# Davidoff 3x3 ?



## JRM (May 19, 2007)

Anyone try one of these guys yet? I picked one up at Hi-Times Wine cellars in Newport Beach this afternoon. My gal wanted to go wine shopping(if you are a wine fan this place is heaven. they have a huge bi-level wine cellar) so I spent 20 min or so browsing sticks. They have a huge walk in, just about everything you can imagine is in stock.

I met a guy that was asking me where to find the Davidoff Tubes. I was a bit confused as they have a ton of davidoff stuff right up in the front. I pointed them out and he told me he was looking for the silver tubes? Hmmm. One of the proprietors came in shortly after and told him they just received a shipment and they were in the humi by the check out counter. They were tubed, labled as Davidoff seconds and as cheap as you can find a hand rolled here in CA. The kid at the counter said that he had been selling a ton of them. I grabbed one of the robustos. I did a quick search and couldn't find much about these sticks. I did find an online shop carrying them though.

http://www.cupojoes.com/cgi-bin/spgm?dpt=H&srch=KW&item=dav005834

I'll smoke this guy soon and give my best shot at a review. Hope you all are enjoying your weekend.


----------



## SmokinApe (Jun 20, 2007)

Check TXMatt's Cheap Smokes Thread, there is some info there...


----------



## JRM (May 19, 2007)

Thanks for the heads up. I haven't check out that thread lately.


----------



## livwire68 (Oct 2, 2006)

I tried one of these about a year and a half back. At the time it was not bad, but I think now a days it would be too light for me. These are made by Hendrik Kelner in the AVO/Davidoff factory (seconds) I believe. They also make a 4x4 which is a bundle, non-tubed. You can also get them here with about the best price also.

http://www.whiteash.com/mall/3x3.htm


----------



## Stick (Apr 20, 2007)

Good info on these in this thread:

http://www.clubstogie.com/vb/showthread.php?t=95392&highlight=davidoff+bundle

Look forward to hearing what you think of it. FWIW the above thread suggests they could benefit from some humi time:


txmatt said:


> The tobacco likely did not get any aging once it was judged ugly; and the finished cigars get no time in cedar aging rooms. These cigars are rolled and shipped right away, and may retailers are frequently sold out of them.
> 
> What this means is that you need to age the damn things 90 days before you go smoking them.. :tu If you keep a 3x3 or 4x4 in your humidor for 18 to 24 months it will be outstanding.
> 
> -Matt-


----------



## JRM (May 19, 2007)

Thanks for the quick replies guys. This is an awesome forum.
I'm not a big Davidoff guy but I won't ever turn one down:ss. To pricey for me and I typically like a bit more kick I have a few of the special R tubos in my humi. The 3x3 is almost identical in size. I took a pic just for comparison.


----------



## JRM (May 19, 2007)

I smoked this guy after work today. Very mild, yet suprisingly flavorful. I'm not very good at picking out particular flavors at this time but this cigar changed quite a bit from beginning to end. I enjoyed this stick very much and would definitely try another after more time. I liked this better than many smokes I've purchased at 3-4 times the price.

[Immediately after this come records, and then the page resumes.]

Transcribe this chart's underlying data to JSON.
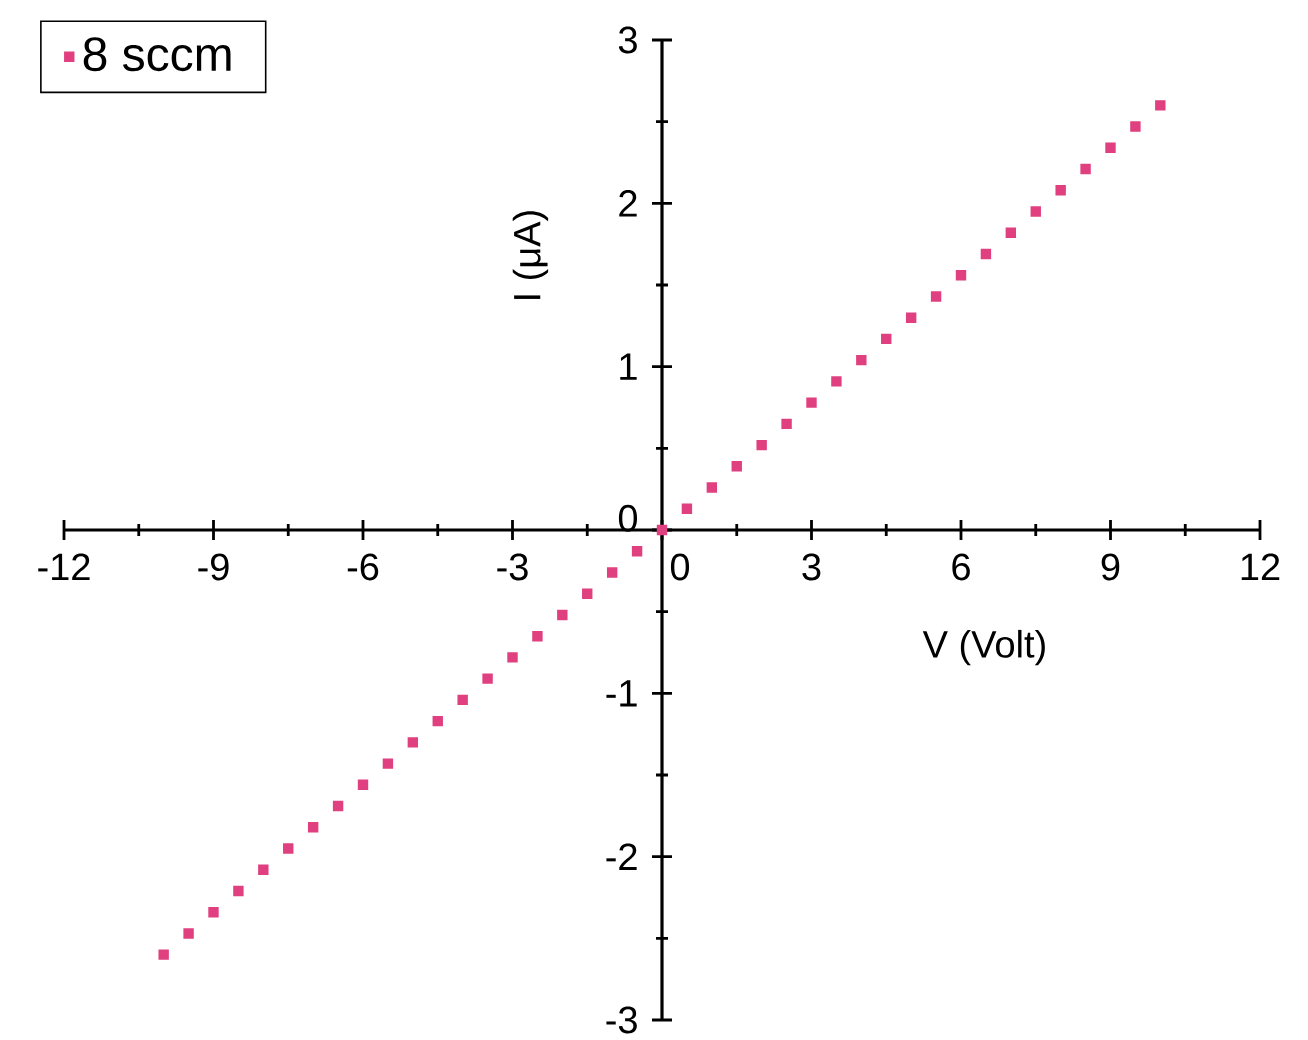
{
  "chart_data": {
    "type": "scatter",
    "xlabel": "V (Volt)",
    "ylabel": "I (μA)",
    "x": [
      -10,
      -9.5,
      -9,
      -8.5,
      -8,
      -7.5,
      -7,
      -6.5,
      -6,
      -5.5,
      -5,
      -4.5,
      -4,
      -3.5,
      -3,
      -2.5,
      -2,
      -1.5,
      -1,
      -0.5,
      0,
      0.5,
      1,
      1.5,
      2,
      2.5,
      3,
      3.5,
      4,
      4.5,
      5,
      5.5,
      6,
      6.5,
      7,
      7.5,
      8,
      8.5,
      9,
      9.5,
      10
    ],
    "series": [
      {
        "name": "8 sccm",
        "color": "#e0407f",
        "values": [
          -2.6,
          -2.47,
          -2.34,
          -2.21,
          -2.08,
          -1.95,
          -1.82,
          -1.69,
          -1.56,
          -1.43,
          -1.3,
          -1.17,
          -1.04,
          -0.91,
          -0.78,
          -0.65,
          -0.52,
          -0.39,
          -0.26,
          -0.13,
          0,
          0.13,
          0.26,
          0.39,
          0.52,
          0.65,
          0.78,
          0.91,
          1.04,
          1.17,
          1.3,
          1.43,
          1.56,
          1.69,
          1.82,
          1.95,
          2.08,
          2.21,
          2.34,
          2.47,
          2.6
        ]
      }
    ],
    "xlim": [
      -12,
      12
    ],
    "xticks": [
      -12,
      -9,
      -6,
      -3,
      0,
      3,
      6,
      9,
      12
    ],
    "ylim": [
      -3,
      3
    ],
    "yticks": [
      -3,
      -2,
      -1,
      0,
      1,
      2,
      3
    ],
    "marker": "square",
    "legend": "top left",
    "grid": false
  }
}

I will be picking up a bundle to rest and smoke at a later date. It also seems like a great smoke out to less seasoned smokers at parties, etc.

Thanks for the links guys. This is a great forum. Have a great weekend and enjoy the game:ss


----------



## Dailong (Jul 6, 2008)

I bought a few of them today at the local B&M (I got carded, even though I am a member haha) because I wanted to introduce a few friends to real cigars (they smoke black and milds). The price was on point at under 4 dollars. It was a very mild smoke. No construction issues aside from a small tear at the foot of one. They don't have bands though. Other than that they were flawless. 

The smoke itself was mild to medium and creamy to boot. I would buy these again.

Pham

P.S. my friends enjoyed them too!


----------



## Dgar (Sep 12, 2006)

Maybe TxMatt can chime in if he sees this thread, but it seems like these were discussed before, and they are not technically 2nds, meaning cigars that were rolled to be first quality but didnt make the grade, these were cigars whose tobacco was not up to the the grade of first quality, I'm assuming cosmetic,so they were rolled to be 3x3 brand from the beginning, construction wise and flavorwise I imagine these are a fine cigar, I actually have a few in the cooler that have been resting for a couple years now, I may have to take one out and smoke it this weekend.


----------



## weak_link (Jan 13, 2008)

I love Davidoff and Avo but the 4x4's I have just taste like boring tobacco. Nothing special and none of the woodsy taste I love in those brands. They've been buried in the vino for a couple months so maybe they have changed but I don't have high hopes.

Sounds like the 3x3's might have the nod over the 4x4's.


----------



## bigmike7685 (Mar 19, 2008)

hi everyone i went ou and got a bundle of the 3x3 yesterday after reading your post. i really enjoyed them they had a great woodys flavor to them and they were really cheap. The burn was also perfect on it burned evenly throught the whole cigar. i will definatly buy more of there when i run out.


----------